When the network is degraded (one or more banks in warn or down) the network-status banner switches from green to warn or critical and the failing bank's card gets the matching badge. When filters return zero rows the table shows a centred empty state with an action to clear filters. When the user lacks export permission the export buttons are disabled with a tooltip explaining the missing role.

## 6. Copy &amp; content rules

Portuguese is primary, with English acceptable for technical financial terms (BIC, P99). Plain words, no jargon: "liquidada" for settled, "tempo médio" for average settlement time, "tempo limite" for timeout, "operacional" for healthy. Times and IDs are always mono. Currency follows MZN format (`1.500,00`); large totals abbreviate to millions with a comma decimal (`MZN 11,2M`).

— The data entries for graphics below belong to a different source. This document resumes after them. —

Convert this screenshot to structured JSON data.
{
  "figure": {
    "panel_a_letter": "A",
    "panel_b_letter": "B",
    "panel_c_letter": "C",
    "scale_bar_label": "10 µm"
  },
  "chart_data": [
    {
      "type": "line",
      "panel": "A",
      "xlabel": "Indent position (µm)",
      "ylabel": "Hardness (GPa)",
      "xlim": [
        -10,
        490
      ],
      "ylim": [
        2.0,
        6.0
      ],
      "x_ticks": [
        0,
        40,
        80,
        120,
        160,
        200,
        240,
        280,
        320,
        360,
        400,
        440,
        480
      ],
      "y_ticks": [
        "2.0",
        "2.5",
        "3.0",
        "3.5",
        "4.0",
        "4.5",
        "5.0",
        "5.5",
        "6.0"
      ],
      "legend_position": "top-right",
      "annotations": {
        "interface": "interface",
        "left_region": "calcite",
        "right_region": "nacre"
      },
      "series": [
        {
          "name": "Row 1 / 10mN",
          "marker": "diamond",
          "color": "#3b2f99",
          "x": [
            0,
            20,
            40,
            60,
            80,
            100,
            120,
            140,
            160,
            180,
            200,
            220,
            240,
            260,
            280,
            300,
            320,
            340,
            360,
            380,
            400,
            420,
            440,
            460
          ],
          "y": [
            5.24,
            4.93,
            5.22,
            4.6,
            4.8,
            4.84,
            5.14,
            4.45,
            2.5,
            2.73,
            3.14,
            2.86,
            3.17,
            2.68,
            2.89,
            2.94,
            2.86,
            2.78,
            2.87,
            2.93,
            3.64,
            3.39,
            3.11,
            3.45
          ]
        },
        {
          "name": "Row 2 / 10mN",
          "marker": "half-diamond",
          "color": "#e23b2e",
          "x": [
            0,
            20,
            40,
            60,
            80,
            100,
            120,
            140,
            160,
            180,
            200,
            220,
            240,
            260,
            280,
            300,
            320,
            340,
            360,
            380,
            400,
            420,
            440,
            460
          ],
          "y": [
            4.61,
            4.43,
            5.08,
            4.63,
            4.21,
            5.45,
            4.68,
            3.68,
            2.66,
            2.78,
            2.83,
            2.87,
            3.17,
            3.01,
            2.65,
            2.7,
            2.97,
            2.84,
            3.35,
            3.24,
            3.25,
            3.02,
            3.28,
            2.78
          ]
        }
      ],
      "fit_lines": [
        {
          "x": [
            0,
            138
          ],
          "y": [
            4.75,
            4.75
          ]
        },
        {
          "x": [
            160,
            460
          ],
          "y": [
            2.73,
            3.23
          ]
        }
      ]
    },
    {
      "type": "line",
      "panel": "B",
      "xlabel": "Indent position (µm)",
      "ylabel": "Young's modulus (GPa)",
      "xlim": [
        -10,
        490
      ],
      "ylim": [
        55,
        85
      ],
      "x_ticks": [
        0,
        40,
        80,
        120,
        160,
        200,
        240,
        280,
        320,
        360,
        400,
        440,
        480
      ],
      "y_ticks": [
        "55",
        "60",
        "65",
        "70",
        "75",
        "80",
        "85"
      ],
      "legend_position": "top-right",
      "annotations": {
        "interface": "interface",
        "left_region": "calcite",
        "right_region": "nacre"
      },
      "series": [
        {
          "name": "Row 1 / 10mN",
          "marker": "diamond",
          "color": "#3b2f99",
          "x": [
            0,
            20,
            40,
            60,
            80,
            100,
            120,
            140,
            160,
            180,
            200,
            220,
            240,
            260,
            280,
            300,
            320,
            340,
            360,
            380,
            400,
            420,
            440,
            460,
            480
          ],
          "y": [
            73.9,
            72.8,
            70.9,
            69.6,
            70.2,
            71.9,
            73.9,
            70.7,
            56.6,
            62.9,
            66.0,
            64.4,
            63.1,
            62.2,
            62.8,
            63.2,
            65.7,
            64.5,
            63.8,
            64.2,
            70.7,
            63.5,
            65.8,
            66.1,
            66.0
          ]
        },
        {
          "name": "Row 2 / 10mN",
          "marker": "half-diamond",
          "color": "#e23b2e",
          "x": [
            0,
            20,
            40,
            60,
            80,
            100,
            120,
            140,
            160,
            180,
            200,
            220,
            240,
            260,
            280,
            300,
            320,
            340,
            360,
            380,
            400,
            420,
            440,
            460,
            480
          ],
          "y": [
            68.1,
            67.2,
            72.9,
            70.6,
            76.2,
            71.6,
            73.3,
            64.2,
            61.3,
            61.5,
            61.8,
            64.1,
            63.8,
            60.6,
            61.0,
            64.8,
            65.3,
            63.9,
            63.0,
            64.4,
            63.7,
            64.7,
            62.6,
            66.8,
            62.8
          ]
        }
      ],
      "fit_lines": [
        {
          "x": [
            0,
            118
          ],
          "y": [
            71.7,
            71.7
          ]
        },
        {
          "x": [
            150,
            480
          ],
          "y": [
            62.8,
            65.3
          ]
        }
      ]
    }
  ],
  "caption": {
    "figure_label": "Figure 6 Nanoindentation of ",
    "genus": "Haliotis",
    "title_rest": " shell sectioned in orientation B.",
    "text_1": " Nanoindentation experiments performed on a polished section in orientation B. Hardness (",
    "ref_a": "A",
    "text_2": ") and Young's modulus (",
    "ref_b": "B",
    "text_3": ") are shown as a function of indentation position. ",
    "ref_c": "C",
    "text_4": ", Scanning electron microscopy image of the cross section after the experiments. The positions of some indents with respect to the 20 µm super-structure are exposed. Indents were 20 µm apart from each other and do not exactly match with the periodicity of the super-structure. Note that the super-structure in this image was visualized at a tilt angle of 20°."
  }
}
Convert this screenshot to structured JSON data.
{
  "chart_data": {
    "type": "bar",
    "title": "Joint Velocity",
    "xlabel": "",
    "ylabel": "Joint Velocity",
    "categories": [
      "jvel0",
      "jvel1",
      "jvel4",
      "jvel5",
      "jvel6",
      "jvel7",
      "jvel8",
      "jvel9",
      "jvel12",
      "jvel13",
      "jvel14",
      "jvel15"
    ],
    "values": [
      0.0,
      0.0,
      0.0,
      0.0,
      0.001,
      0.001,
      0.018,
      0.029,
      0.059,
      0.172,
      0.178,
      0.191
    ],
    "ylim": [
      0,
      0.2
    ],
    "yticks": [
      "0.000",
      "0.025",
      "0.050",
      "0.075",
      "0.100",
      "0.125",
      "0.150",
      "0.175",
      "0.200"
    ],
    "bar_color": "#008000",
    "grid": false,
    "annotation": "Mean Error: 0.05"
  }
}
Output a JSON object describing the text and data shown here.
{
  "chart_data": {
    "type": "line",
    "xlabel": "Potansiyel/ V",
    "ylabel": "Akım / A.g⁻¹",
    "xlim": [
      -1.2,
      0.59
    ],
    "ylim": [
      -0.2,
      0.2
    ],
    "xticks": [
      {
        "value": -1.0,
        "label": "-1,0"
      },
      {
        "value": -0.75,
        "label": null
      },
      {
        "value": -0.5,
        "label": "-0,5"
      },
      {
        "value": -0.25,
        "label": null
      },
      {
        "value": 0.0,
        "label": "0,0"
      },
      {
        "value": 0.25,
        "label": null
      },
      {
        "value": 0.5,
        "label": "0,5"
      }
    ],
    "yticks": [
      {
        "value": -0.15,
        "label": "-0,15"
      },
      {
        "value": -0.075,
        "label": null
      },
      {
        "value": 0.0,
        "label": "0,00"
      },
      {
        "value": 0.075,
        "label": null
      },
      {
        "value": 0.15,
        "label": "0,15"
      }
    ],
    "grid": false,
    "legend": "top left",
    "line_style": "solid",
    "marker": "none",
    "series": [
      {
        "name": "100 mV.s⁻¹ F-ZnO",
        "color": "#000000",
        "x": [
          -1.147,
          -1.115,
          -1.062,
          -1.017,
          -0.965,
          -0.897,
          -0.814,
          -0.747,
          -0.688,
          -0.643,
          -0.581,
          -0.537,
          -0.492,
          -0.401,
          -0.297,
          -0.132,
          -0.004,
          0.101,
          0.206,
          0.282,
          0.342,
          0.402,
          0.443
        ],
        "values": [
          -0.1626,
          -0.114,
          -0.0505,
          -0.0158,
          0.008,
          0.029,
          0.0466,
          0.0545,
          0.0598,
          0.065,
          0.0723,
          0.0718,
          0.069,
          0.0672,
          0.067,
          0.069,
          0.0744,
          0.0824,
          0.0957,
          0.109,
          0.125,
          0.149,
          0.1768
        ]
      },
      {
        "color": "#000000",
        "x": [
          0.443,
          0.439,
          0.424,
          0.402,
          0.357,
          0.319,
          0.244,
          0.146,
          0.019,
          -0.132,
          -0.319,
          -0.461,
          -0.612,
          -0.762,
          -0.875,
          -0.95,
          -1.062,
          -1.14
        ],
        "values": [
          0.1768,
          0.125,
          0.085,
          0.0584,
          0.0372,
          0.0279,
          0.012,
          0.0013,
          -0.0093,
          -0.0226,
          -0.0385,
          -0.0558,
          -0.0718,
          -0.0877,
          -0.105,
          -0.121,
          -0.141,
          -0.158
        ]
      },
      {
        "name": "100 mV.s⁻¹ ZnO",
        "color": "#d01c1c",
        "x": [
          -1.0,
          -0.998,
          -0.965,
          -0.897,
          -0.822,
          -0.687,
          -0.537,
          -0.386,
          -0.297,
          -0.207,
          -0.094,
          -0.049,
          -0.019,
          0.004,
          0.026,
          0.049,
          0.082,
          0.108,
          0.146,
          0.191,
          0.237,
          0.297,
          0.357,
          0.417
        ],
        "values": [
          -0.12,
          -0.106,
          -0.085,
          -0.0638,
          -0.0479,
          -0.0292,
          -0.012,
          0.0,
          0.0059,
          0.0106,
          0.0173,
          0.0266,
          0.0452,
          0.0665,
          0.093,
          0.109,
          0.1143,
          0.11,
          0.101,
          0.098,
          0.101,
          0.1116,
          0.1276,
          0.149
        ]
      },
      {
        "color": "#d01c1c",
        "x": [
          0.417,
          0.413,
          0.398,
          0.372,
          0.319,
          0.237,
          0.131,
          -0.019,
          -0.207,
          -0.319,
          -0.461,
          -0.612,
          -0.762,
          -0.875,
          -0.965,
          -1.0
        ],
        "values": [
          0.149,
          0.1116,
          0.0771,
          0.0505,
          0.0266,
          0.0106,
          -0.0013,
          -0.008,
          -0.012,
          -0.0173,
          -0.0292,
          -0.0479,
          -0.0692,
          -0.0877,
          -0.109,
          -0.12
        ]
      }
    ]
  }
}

## 7. Responsive behaviour

Above 1100px the sidebar is sticky and the two-column layouts hold. Below 1100px the sidebar collapses to a top bar with a hamburger and the content panes stack vertically; tables become horizontally scrollable rather than reflowing.

## 8. Accessibility notes

All status colours are paired with an icon and text label. The live feed's pulse animation respects `prefers-reduced-motion`. Bank colour dots in the filter list are decorative; the bank name is the screen-reader value. The latency matrix is supplemented with a hidden `<table>` of the same data for screen-reader users.

## 9. Open questions

Whether the live feed should be driven by Server-Sent Events vs WebSocket is open; both are proven for this density. Whether to allow PDF export of expanded rows (i.e. every transaction's full detail) is open; current direction is no by default for performance - provide a "Exportar com detalhes" toggle that warns about file size.